Anyway it was just a case of tieing the steak, cutting potatoes on the mandolin, cooking them in a ring in a pan and cooking the steak with peppercorns, then making the sauce. Only difficult bit was not overcooking the steak. I like mine rare and I managed to cook it rare. Learnt the technique of testing the steak by touch which is very useful.

Very tasty for dinner last night – steak au poivre and darphin potatoes. Yummmmmmmy.

Next we had a demonstration on pork with chef Gilles.

He made a roast rack of pork with pommes boulangere and a pork cutlet with mashed potato.

The rack of pork was prepared similarly to the rack of lamb last week with fat, sinew and skin removed (no crackling!!). Then it was browned and roasted on the trimming and mirepoix. Once roasted, the sauce was made by deglazing the pan with veal stock and reducing.

The pommes boulangere was sliced potatoes layered with sautéed sliced onions in a gratin dish, then covered in chicken stock and baked in the oven until the potatoes were soft and the stock all absorbed.

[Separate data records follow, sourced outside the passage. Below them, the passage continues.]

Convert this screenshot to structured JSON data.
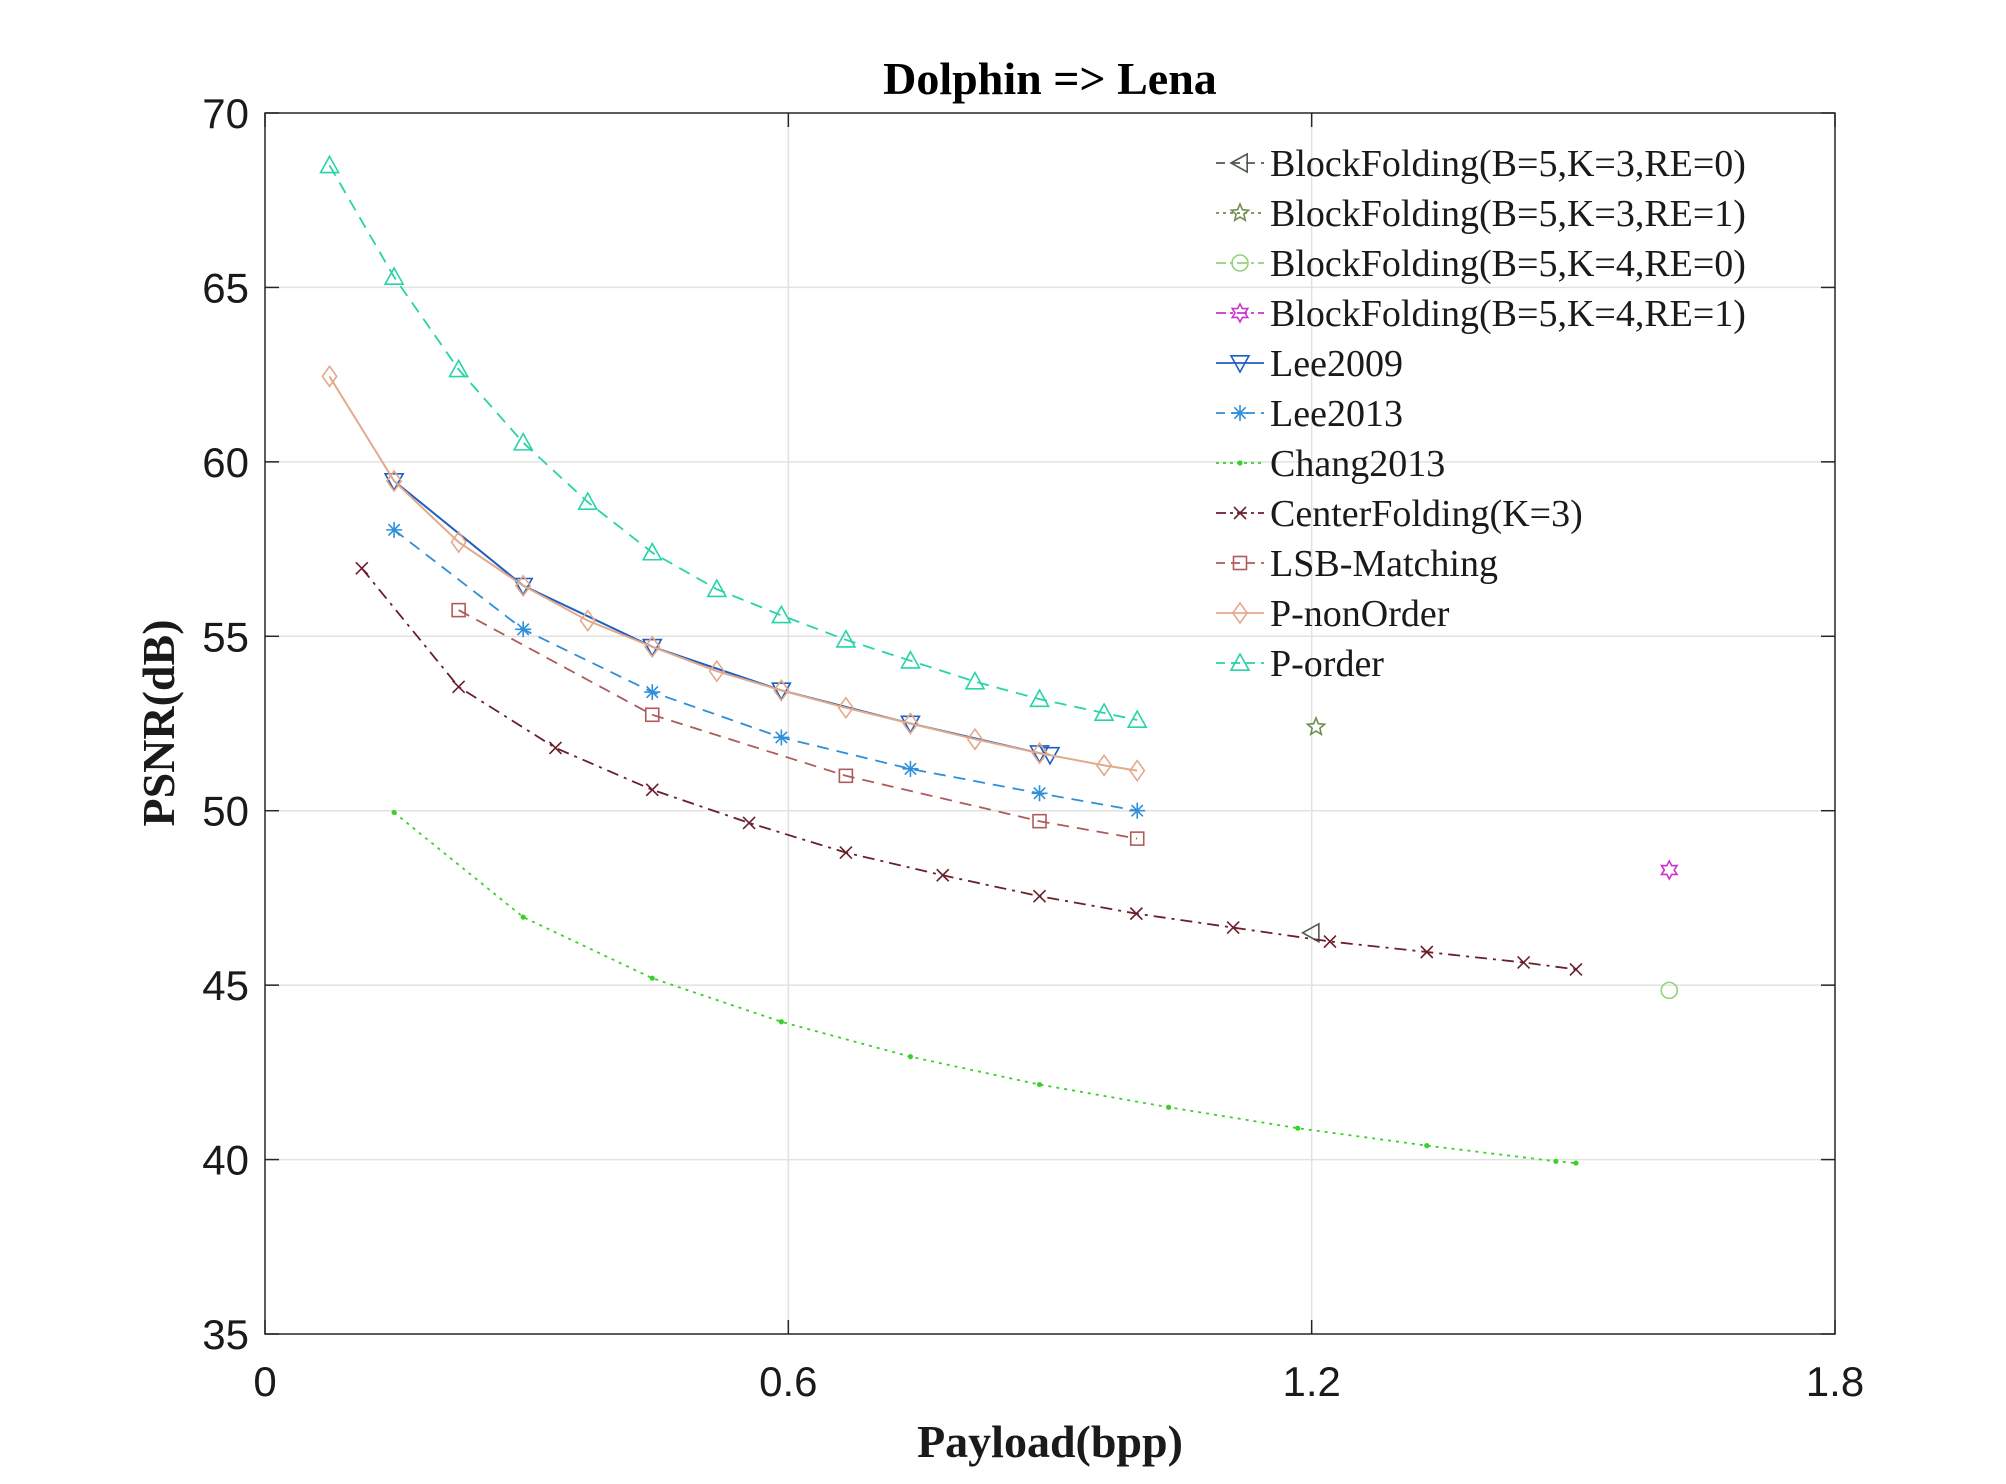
{
  "chart_data": {
    "type": "line",
    "title": "Dolphin => Lena",
    "xlabel": "Payload(bpp)",
    "ylabel": "PSNR(dB)",
    "xlim": [
      0,
      1.8
    ],
    "ylim": [
      35,
      70
    ],
    "xticks": [
      0,
      0.6,
      1.2,
      1.8
    ],
    "xtick_labels": [
      "0",
      "0.6",
      "1.2",
      "1.8"
    ],
    "yticks": [
      35,
      40,
      45,
      50,
      55,
      60,
      65,
      70
    ],
    "ytick_labels": [
      "35",
      "40",
      "45",
      "50",
      "55",
      "60",
      "65",
      "70"
    ],
    "grid": true,
    "legend_position": "top-right",
    "series": [
      {
        "name": "BlockFolding(B=5,K=3,RE=0)",
        "color": "#4d5b4d",
        "dash": "dashed",
        "marker": "triangle-left",
        "x": [
          1.2
        ],
        "y": [
          46.5
        ]
      },
      {
        "name": "BlockFolding(B=5,K=3,RE=1)",
        "color": "#6f8f4f",
        "dash": "dotted",
        "marker": "star",
        "x": [
          1.205
        ],
        "y": [
          52.4
        ]
      },
      {
        "name": "BlockFolding(B=5,K=4,RE=0)",
        "color": "#8fd47a",
        "dash": "dashdot",
        "marker": "circle",
        "x": [
          1.61
        ],
        "y": [
          44.85
        ]
      },
      {
        "name": "BlockFolding(B=5,K=4,RE=1)",
        "color": "#cc33cc",
        "dash": "dashdot",
        "marker": "hexagram",
        "x": [
          1.61
        ],
        "y": [
          48.3
        ]
      },
      {
        "name": "Lee2009",
        "color": "#1f5fbf",
        "dash": "solid",
        "marker": "triangle-down",
        "x": [
          0.148,
          0.296,
          0.444,
          0.592,
          0.74,
          0.888,
          0.9
        ],
        "y": [
          59.45,
          56.45,
          54.7,
          53.45,
          52.5,
          51.65,
          51.6
        ]
      },
      {
        "name": "Lee2013",
        "color": "#2e8fd8",
        "dash": "dashed",
        "marker": "asterisk",
        "x": [
          0.148,
          0.296,
          0.444,
          0.592,
          0.74,
          0.888,
          1.0
        ],
        "y": [
          58.05,
          55.2,
          53.4,
          52.1,
          51.2,
          50.5,
          50.0
        ]
      },
      {
        "name": "Chang2013",
        "color": "#3ccf2c",
        "dash": "dotted",
        "marker": "point",
        "x": [
          0.148,
          0.296,
          0.444,
          0.592,
          0.74,
          0.888,
          1.036,
          1.184,
          1.332,
          1.48,
          1.503
        ],
        "y": [
          49.95,
          46.95,
          45.2,
          43.95,
          42.95,
          42.15,
          41.5,
          40.9,
          40.4,
          39.95,
          39.9
        ]
      },
      {
        "name": "CenterFolding(K=3)",
        "color": "#6b1f2a",
        "dash": "dashdot",
        "marker": "x",
        "x": [
          0.111,
          0.222,
          0.333,
          0.444,
          0.555,
          0.666,
          0.777,
          0.888,
          0.999,
          1.11,
          1.221,
          1.332,
          1.443,
          1.503
        ],
        "y": [
          56.95,
          53.55,
          51.8,
          50.6,
          49.65,
          48.8,
          48.15,
          47.55,
          47.05,
          46.65,
          46.25,
          45.95,
          45.65,
          45.45
        ]
      },
      {
        "name": "LSB-Matching",
        "color": "#b05a5a",
        "dash": "dashed",
        "marker": "square",
        "x": [
          0.222,
          0.444,
          0.666,
          0.888,
          1.0
        ],
        "y": [
          55.75,
          52.75,
          51.0,
          49.7,
          49.2
        ]
      },
      {
        "name": "P-nonOrder",
        "color": "#e3a98a",
        "dash": "solid",
        "marker": "diamond",
        "x": [
          0.074,
          0.148,
          0.222,
          0.296,
          0.37,
          0.444,
          0.518,
          0.592,
          0.666,
          0.74,
          0.814,
          0.888,
          0.962,
          1.0
        ],
        "y": [
          62.45,
          59.45,
          57.7,
          56.45,
          55.45,
          54.7,
          54.0,
          53.45,
          52.95,
          52.5,
          52.05,
          51.65,
          51.3,
          51.15
        ]
      },
      {
        "name": "P-order",
        "color": "#27d3a8",
        "dash": "dashed",
        "marker": "triangle-up",
        "x": [
          0.074,
          0.148,
          0.222,
          0.296,
          0.37,
          0.444,
          0.518,
          0.592,
          0.666,
          0.74,
          0.814,
          0.888,
          0.962,
          1.0
        ],
        "y": [
          68.5,
          65.3,
          62.65,
          60.55,
          58.85,
          57.4,
          56.35,
          55.6,
          54.9,
          54.3,
          53.7,
          53.2,
          52.8,
          52.6
        ]
      }
    ]
  }
}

The pork cutlet was just a slice off the rack of pork above, with one bone. The chef trimmed the cutlet to just a circle of meat attached to a clean bone, wrapped a strip of fat around it. tied to preserve the shape. It was marinated in olive oil and sage, then browned on both sides then finished in the oven for 10 to 15 minutes.
The sauce was made from the trimmings of pork, browned in the pan, then a sautéed shallot, deglazed with white wine, then veal stock, reduced and finished with a little honey, lemon juice, mustard and sage leaves.

For the mash, potatoes were boiled and then pushed through a drum sieve, which is a large flat sieve in a cylinder and looks like something from a gold panning camp. Then finished off with milk, lots of butter, salt, pepper and nutmeg.